Les deux dispositifs sont régis par le Code du travail (articles L3310-1 et suivants). La loi du 29 novembre 2023 sur le partage de la valeur a élargi les obligations aux entreprises de 11 à 49 salariés. Les plafonds individuels sont fixés à 75 % du PASS. Le plafond collectif de l'intéressement est limité à 20 % de la masse salariale brute. Le régime fiscal est encadré par le Code général des impôts.

 

Quelles sont les conséquences fiscales de l'intéressement et de la participation pour les salariés ?

Les primes sont toujours soumises à la CSG et à la CRDS (9,7 %). En cas de versement immédiat, elles sont imposables comme un salaire.

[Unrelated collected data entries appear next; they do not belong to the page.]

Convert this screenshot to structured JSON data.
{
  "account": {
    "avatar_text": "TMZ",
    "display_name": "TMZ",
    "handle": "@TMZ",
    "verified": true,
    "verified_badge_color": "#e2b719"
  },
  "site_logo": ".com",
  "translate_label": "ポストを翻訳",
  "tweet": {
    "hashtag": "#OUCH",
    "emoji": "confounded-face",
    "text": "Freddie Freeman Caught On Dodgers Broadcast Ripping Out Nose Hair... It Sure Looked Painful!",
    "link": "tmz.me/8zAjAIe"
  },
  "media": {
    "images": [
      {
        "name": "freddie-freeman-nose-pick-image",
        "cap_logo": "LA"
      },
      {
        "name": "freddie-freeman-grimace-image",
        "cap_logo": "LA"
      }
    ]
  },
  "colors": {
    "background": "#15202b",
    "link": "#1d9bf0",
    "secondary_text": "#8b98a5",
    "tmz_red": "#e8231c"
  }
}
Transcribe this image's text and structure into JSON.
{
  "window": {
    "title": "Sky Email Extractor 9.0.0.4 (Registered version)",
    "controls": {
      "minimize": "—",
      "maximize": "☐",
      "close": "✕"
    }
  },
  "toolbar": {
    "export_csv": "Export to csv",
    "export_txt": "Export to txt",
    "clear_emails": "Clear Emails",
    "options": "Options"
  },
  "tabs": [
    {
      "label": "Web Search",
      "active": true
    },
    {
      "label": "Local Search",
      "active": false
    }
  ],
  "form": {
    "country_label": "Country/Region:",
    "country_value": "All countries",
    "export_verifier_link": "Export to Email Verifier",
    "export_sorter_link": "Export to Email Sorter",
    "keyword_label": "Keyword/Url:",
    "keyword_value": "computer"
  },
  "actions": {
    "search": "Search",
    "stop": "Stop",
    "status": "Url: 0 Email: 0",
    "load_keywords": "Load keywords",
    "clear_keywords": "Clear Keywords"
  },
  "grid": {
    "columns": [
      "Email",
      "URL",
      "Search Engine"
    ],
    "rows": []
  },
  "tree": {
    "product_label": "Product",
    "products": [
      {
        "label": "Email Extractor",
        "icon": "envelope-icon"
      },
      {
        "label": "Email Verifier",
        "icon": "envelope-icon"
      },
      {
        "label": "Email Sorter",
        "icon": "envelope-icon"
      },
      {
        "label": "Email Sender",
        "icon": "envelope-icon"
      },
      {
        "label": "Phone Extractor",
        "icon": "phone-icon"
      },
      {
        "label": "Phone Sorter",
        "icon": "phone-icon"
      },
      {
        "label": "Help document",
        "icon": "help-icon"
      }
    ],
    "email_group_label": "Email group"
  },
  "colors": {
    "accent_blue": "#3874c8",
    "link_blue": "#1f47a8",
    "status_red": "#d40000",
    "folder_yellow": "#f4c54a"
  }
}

En cas de placement sur un PEE ou un PERECO dans les 15 jours, elles sont exonérées d'impôt sur le revenu dans la limite de 75 % du PASS. Les gains générés par l'épargne sont exonérés d'impôt sur le revenu mais soumis aux prélèvements sociaux à 18,6 %.

 

Comment mesurer l'efficacité de l'intéressement et de la participation au sein d'une entreprise ?

Plusieurs indicateurs permettent d'évaluer l'efficacité du dispositif : le taux de salariés souscrivant au plan d'épargne, le montant moyen versé par salarié, l'évolution des critères de performance d'une année sur l'autre, et la perception des salariés via les enquêtes internes. Le CSE peut demander ces données lors de la consultation annuelle sur la politique sociale et la situation économique de l'entreprise.